Before meeting with the ministry for practice, make sure you’ve practiced on your own, especially if you plan to introduce a new song for your lineup. See to it that you’ve prepared all necessary materials your co-ministers may need to learn the song (e.g. songsheets, mp3 copies of the song). Above all, make certain that you know the song by heart so that you can confidently and effectively teach it to others. All these steps are more useful if done ahead of time (i.e. before the appointed day of practice).
If you were able to do a worship “dry-run” during private prayer, now is the time to explain and instruct the group on all the special riffs, transitions and modifications you have planned for your worship songs. Close coordination with regards to starts and stops, order of verses, pauses, instrumentals, accompaniment build-up, planned spontaneous singing and others is tremendously helpful in making a seamlessly put together worship. Our goal is to bring people to worship, and the less they are distracted by our unsure entrances and confused singing, the better. (In other words, don’t let your lack of practice or coordination be the one that prevents them from having a genuine worship experience).

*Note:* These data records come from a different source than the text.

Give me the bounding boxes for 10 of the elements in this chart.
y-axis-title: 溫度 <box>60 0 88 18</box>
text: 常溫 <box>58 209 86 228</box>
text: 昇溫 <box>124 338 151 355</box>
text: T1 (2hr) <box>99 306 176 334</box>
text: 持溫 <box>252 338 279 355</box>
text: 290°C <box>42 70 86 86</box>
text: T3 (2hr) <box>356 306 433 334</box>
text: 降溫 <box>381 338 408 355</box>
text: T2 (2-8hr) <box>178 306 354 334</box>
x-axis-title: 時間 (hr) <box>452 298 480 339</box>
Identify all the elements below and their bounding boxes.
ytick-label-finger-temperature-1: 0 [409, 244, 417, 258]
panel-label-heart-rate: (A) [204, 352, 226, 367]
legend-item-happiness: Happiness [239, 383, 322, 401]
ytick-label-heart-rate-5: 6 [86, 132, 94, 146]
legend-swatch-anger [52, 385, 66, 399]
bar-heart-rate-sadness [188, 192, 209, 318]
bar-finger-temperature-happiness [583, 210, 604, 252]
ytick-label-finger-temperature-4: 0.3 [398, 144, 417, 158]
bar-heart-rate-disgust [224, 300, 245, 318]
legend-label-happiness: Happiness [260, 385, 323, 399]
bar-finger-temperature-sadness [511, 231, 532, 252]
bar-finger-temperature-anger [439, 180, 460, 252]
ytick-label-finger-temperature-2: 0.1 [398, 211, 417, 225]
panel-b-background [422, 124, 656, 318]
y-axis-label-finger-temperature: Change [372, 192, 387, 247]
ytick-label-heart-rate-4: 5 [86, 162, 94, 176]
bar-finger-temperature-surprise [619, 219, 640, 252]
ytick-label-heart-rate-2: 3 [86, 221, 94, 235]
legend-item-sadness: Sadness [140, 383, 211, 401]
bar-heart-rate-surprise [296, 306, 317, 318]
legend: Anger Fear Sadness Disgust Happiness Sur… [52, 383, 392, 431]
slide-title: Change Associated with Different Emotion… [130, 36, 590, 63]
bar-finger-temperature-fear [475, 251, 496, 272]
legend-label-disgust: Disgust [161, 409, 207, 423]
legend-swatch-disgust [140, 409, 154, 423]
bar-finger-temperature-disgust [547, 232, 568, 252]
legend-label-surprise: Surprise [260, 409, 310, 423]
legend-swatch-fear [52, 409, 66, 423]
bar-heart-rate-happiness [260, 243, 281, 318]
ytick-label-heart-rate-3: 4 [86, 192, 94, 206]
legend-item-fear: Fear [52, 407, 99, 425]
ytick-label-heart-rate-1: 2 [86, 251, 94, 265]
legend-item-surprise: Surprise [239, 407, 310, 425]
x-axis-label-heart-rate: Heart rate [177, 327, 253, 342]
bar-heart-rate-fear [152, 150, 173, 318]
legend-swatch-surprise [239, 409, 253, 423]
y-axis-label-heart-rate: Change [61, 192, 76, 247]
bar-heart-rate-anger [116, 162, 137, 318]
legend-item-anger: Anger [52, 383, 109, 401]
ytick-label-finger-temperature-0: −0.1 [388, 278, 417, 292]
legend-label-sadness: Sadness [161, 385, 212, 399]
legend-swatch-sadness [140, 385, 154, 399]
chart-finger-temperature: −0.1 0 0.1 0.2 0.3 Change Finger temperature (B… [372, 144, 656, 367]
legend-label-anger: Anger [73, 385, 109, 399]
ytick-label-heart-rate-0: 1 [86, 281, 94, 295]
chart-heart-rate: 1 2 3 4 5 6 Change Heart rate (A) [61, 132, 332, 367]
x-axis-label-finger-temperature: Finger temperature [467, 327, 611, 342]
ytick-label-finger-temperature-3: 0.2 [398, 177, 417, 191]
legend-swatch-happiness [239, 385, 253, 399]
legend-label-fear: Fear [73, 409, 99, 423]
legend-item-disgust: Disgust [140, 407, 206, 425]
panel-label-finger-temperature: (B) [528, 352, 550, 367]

Lastly, constant practice is essential in making the ministry a unified worshiping body. Steve Pruitt speaks truly in saying, “Spontaneity is best when it is under girded with thorough preparation.” Sharing the same thoughts about how and when a song begins or ends, or how it segues to spontaneous singing, can only be achieved through regular practice over time.
As has already been said, you can only take others to places you yourself have been. So bring your level of private worship to your ministry practices, and subsequently, may the unified worshiping spirit you share during practice translate to worship in community.